Some residents of the Peninsula area say they are feeling a bit left out of the loop when it comes to residential development happening in their neighborhood.
The issue lies within the city’s land development permit process that allows landowners and developers to begin building apartments and then use the city’s condominium conversion ordinance to change them to condominiums while under construction without having to jump through the hoops of the normal planning board process. The units are then sold individually after completion.
Peninsula Community Planning Board member Gary Halbert said he has seen the conversion law used in this way before in other parts of the city.
“Nobody is doing anything wrong,” Halbert said. “But at the same time, if you’re a neighbor and suddenly get a public notice for something already under construction, what would you say?”
This wouldn’t be a problem for Planning Board member Kathryn Rhodes, either, except that often-times, the finished projects can break height restrictions and generally circumvent part of the community planning process.
“They say they’re building apartments but they’re really building condos so that we don’t get to see them until after [the condominiums] are built,” Rhodes said.
In a letter to the City Council dated June 12, Rhodes pointed to the project at 3119 Carleton Street. The letter claims the condominium complex broke the 30-foot coastal height limit. The letter also states that the structure doesn’t supply enough parking in compliance with the municipal code.
The building does appear slightly taller than the surrounding complexes, and Rhodes said the developers were able to circumvent the parking requirements using an “over-the-counter” ministerial review process.
Project plans approved through the ministerial process must comply with the municipal code before construction starts.
The Carleton Street complex is almost complete and already on the market.
Owners, however, have a legal right to build apartments on their property as long as they comply with the municipal code and zoning laws, according to Patrick Hooper, a Development Services Department supervising manager.
It is up to the applicant to submit the project plans to show compliance with the municipal code. If an owner needed to deviate from the regulations, however, the project would have to go through a “discretionary” review process. The process requires public review of the project, which can involve the planning board, he said. Condominium conversions automatically fall under the discretionary review process, Hooper said.

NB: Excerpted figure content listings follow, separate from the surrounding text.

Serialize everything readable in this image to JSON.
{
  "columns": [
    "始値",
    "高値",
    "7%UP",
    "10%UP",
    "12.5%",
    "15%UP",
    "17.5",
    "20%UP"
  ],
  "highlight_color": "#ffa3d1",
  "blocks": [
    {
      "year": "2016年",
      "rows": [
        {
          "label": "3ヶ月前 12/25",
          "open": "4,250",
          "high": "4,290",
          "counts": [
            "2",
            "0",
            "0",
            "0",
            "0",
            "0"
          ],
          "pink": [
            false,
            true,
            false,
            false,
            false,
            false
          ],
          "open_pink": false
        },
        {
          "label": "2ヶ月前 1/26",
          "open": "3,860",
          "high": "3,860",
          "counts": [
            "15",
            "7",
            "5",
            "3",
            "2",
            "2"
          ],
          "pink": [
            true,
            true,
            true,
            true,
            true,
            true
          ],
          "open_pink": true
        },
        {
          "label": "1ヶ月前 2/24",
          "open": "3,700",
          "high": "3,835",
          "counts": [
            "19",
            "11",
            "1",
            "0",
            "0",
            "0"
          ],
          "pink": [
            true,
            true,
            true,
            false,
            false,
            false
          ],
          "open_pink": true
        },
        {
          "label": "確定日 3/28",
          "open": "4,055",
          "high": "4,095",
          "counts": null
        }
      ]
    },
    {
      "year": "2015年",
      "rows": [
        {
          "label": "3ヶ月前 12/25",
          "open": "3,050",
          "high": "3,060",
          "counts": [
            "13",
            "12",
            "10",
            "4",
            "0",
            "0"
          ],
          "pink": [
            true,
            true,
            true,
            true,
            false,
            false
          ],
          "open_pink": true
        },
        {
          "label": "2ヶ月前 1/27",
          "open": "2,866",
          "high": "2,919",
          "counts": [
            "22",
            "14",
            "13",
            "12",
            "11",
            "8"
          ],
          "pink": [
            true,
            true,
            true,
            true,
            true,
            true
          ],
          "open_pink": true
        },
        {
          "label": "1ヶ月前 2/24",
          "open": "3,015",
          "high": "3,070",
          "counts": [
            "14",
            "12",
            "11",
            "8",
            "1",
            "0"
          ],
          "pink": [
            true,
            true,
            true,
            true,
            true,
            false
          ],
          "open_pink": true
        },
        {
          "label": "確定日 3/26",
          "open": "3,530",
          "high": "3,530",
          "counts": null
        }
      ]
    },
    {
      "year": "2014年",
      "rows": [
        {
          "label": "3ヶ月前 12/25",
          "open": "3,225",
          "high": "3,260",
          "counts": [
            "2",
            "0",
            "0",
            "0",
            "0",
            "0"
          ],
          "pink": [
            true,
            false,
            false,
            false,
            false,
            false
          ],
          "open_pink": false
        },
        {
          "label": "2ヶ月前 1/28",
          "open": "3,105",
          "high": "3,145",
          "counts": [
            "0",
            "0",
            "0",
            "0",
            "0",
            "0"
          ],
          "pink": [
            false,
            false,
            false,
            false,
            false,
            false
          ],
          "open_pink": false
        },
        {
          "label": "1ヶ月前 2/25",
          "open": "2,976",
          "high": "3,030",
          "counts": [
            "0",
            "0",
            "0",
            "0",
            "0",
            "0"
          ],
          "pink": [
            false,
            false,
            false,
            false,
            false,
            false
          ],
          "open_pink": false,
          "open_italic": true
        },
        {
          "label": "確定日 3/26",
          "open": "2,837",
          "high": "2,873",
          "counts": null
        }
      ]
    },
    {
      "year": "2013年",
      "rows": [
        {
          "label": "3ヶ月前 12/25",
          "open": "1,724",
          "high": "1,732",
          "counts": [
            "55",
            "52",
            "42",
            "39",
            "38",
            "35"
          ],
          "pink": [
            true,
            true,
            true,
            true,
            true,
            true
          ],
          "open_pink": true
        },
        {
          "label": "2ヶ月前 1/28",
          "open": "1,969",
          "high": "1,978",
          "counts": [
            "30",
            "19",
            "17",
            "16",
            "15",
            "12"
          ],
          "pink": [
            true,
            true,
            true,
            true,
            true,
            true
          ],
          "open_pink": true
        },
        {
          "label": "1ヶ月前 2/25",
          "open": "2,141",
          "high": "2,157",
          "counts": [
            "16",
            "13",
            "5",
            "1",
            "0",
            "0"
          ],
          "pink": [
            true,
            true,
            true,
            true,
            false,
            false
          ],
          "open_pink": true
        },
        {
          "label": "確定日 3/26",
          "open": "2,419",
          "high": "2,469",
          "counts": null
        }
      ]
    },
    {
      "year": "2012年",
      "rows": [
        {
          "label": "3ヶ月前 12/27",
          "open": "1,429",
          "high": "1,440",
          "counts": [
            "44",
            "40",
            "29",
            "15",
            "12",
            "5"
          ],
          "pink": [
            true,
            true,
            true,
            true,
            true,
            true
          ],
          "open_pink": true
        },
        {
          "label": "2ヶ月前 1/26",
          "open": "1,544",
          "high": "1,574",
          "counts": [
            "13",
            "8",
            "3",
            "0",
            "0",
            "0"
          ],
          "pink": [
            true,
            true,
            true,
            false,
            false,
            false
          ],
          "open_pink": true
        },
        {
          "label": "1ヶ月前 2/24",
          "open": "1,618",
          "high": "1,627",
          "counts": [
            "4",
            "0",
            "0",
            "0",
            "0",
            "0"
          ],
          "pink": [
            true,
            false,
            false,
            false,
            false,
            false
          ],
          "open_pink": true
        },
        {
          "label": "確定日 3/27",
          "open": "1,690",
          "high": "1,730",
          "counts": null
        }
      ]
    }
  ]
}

But if the project has already been approved and permitted as an apartment before it goes through a discretionary review for a conversion, then planning groups can’t effect any design changes to the building, he said.
“I understand that the community planning groups are frustrated that they don’t get a chance to provide input “¦ but it’s already been approved, so they feel like they’ve been circumvented,” Hooper said.
Part of the problem, however, goes beyond the planning group being circumvented.
Rhodes said when an apartment project is approved “over-the-counter,” it does not have to comply with the same regulation screening by the board if it were discretionary from the beginning.
The height requirements or environmental mitigations can “fall through the cracks” from a regulatory standpoint, she said.
Another project currently under way further illustrates the issue.
The complex under construction at 3244 Nimitz Blvd. was also submitted as a ministerial review, according to staff at Development Services Department.
Former Peninsula Community Planning Board Chair Kirk O’Brien is an architect for the project on Nimitz Boulevard. He said developers usually use the condo conversion law to save time.
If the project was submitted as a discretionary project from the start, community planning groups could affect minor modifications but they could not stop the project, he said.
“The reason that’s done is because the process takes months and months,” O’Brien said. “It really has no meaningful impact to the community whatsoever, because it’s not at all circumventing,” he added.
O’Brien also said the newer condominiums provide housing the city needs and that dividing ownership from an apartment into separate condominiums for future homeowners should not be a reason for a community group to intervene.
In January 2006, the City Council passed legislation requiring condominium conversions to include specific upgrades to electrical, plumbing and smoke alarm systems. It also required the inclusion of a Building Conditions Report to be submitted by the developer to the city and to potential buyers.
As for the current problem, Rhodes said one way to close the “loophole” would be to pass a law setting a minimum time an apartment must remain an apartment complex before allowing for a conversion.